I was very much astonished. Neither his voice nor look was playful. His face at the moment wore about the most disagreeable expression which human face can wear. That of a smile, not a genuine but a pretended smile, which, at the same time, the person who smiles affects to try to suppress. To me it looks cruel, cynical, mean. I was so amazed, as he looked into my eyes with this cunning, shabby smile, that I could not say a word, and stood stock-still looking in return, in stupid wonder, in his face.

At length I broke out, very pale, for I was shocked, "I can't understand! What is it? Oh, Richard, what can you mean?"

"Now don't be a little fool. I really believe you are going to cry.

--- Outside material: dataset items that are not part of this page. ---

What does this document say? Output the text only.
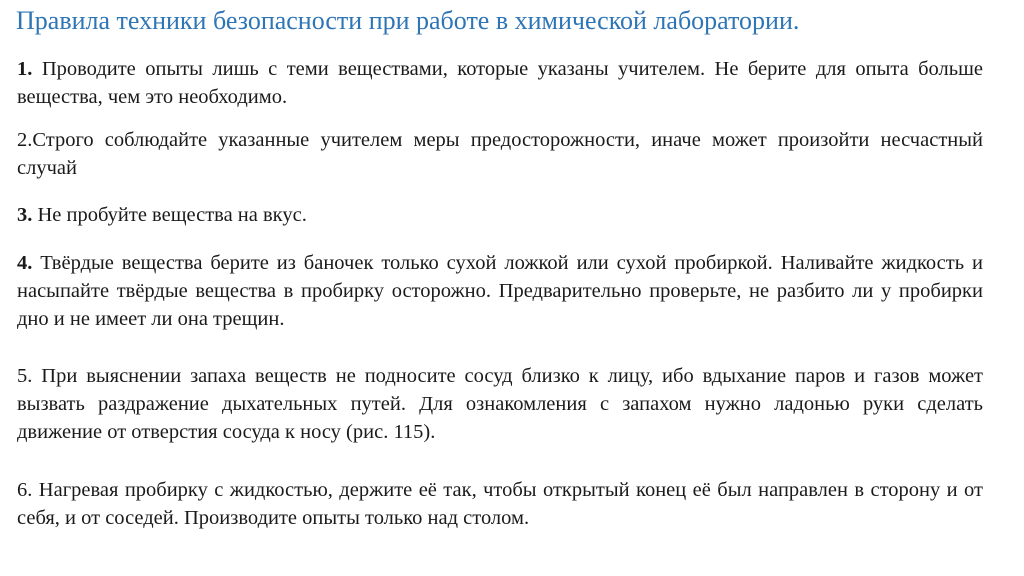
Правила техники безопасности при работе в химической лаборатории.
1. Проводите опыты лишь с теми веществами, которые указаны учителем. Не берите для опыта больше вещества, чем это необходимо.
2.Строго соблюдайте указанные учителем меры предосторожности, иначе может произойти несчастный случай
3. Не пробуйте вещества на вкус.
4. Твёрдые вещества берите из баночек только сухой ложкой или сухой пробиркой. Наливайте жидкость и насыпайте твёрдые вещества в пробирку осторожно. Предварительно проверьте, не разбито ли у пробирки дно и не имеет ли она трещин.
5. При выяснении запаха веществ не подносите сосуд близко к лицу, ибо вдыхание паров и газов может вызвать раздражение дыхательных путей. Для ознакомления с запахом нужно ладонью руки сделать движение от отверстия сосуда к носу (рис. 115).
6. Нагревая пробирку с жидкостью, держите её так, чтобы открытый конец её был направлен в сторону и от себя, и от соседей. Производите опыты только над столом.
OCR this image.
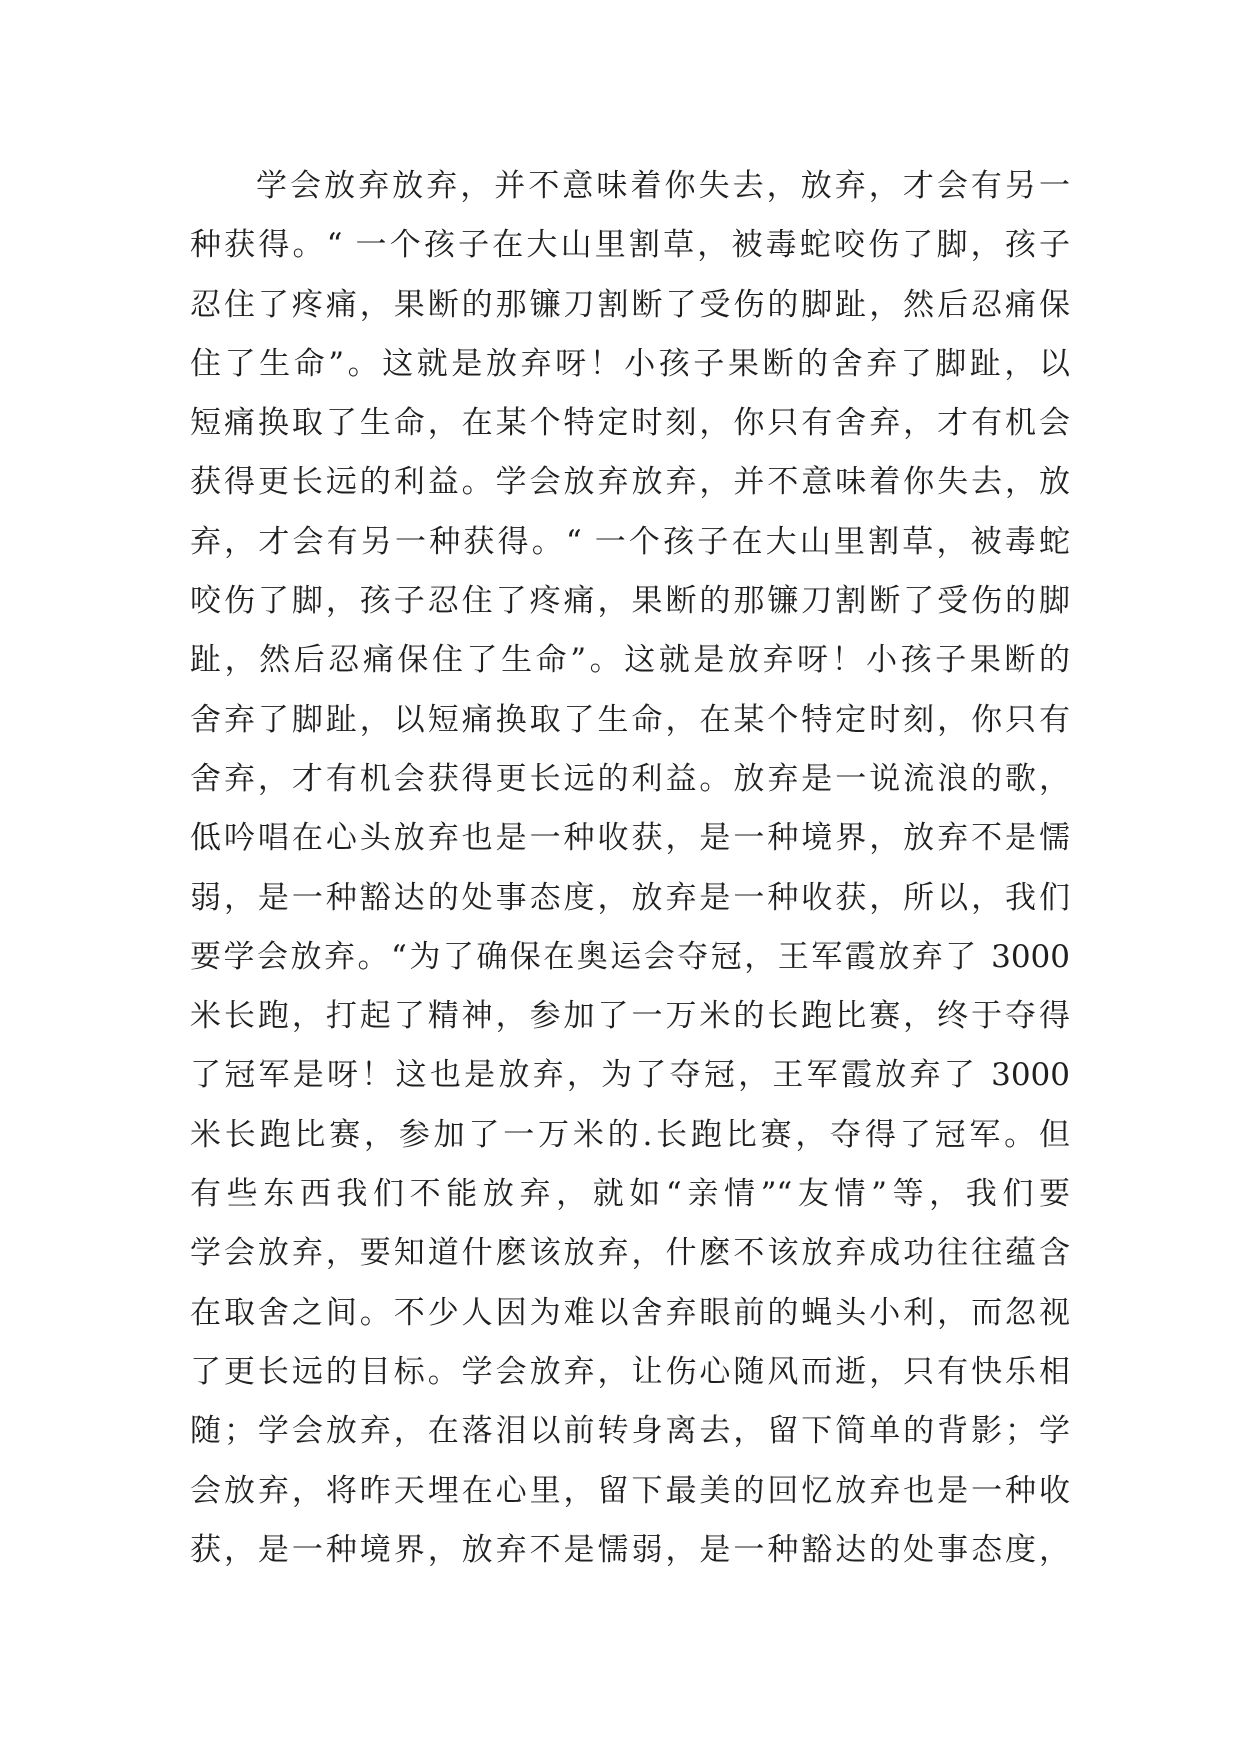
学会放弃放弃，并不意味着你失去，放弃，才会有另一
种获得。“ 一个孩子在大山里割草，被毒蛇咬伤了脚，孩子
忍住了疼痛，果断的那镰刀割断了受伤的脚趾，然后忍痛保
住了生命”。这就是放弃呀！小孩子果断的舍弃了脚趾，以
短痛换取了生命，在某个特定时刻，你只有舍弃，才有机会
获得更长远的利益。学会放弃放弃，并不意味着你失去，放
弃，才会有另一种获得。“ 一个孩子在大山里割草，被毒蛇
咬伤了脚，孩子忍住了疼痛，果断的那镰刀割断了受伤的脚
趾，然后忍痛保住了生命”。这就是放弃呀！小孩子果断的
舍弃了脚趾，以短痛换取了生命，在某个特定时刻，你只有
舍弃，才有机会获得更长远的利益。放弃是一说流浪的歌，
低吟唱在心头放弃也是一种收获，是一种境界，放弃不是懦
弱，是一种豁达的处事态度，放弃是一种收获，所以，我们
要学会放弃。“为了确保在奥运会夺冠，王军霞放弃了 3000
米长跑，打起了精神，参加了一万米的长跑比赛，终于夺得
了冠军是呀！这也是放弃，为了夺冠，王军霞放弃了 3000
米长跑比赛，参加了一万米的.长跑比赛，夺得了冠军。但
有些东西我们不能放弃，就如“亲情”“友情”等，我们要
学会放弃，要知道什麽该放弃，什麽不该放弃成功往往蕴含
在取舍之间。不少人因为难以舍弃眼前的蝇头小利，而忽视
了更长远的目标。学会放弃，让伤心随风而逝，只有快乐相
随；学会放弃，在落泪以前转身离去，留下简单的背影；学
会放弃，将昨天埋在心里，留下最美的回忆放弃也是一种收
获，是一种境界，放弃不是懦弱，是一种豁达的处事态度，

You are a great deal too clever, you lovely little rogue, to fancy that a girl's tears ever yet did any good. Listen to me; come!"

He walked away, still smiling that insulting smile, and he took my hand in his, and shook his finger at me, with the same cynical affectation of the playful. "What did I mean?"

"Yes, what can you mean?" I stamped the emphasis on the floor, with tears in my eyes. "It is cruel, it is horrible, after our long separation."

"Well, I'll tell you what I mean," he said, and for a moment the smile almost degenerated to a sneer. "Look here; come to the window."

I faltered; I accompanied him to it, looking in his face in an agony of alarm and surprise. It seemed to me like the situation of a horrid dream.

"Do you know how I amused myself during the last twenty miles of my railway journey?" he said. "Well, I'll tell you: I was reading all that time a curious criminal trial, in which a most respectable old gentleman, aged sixty-seven, has just been convicted of having poisoned a poor girl forty years ago, and is to be hanged for it before three weeks!"

"Well?" said I, with an effort—I should not have known my own voice, and I felt a great ball in my throat.

"Well?" he repeated; "don't you see?"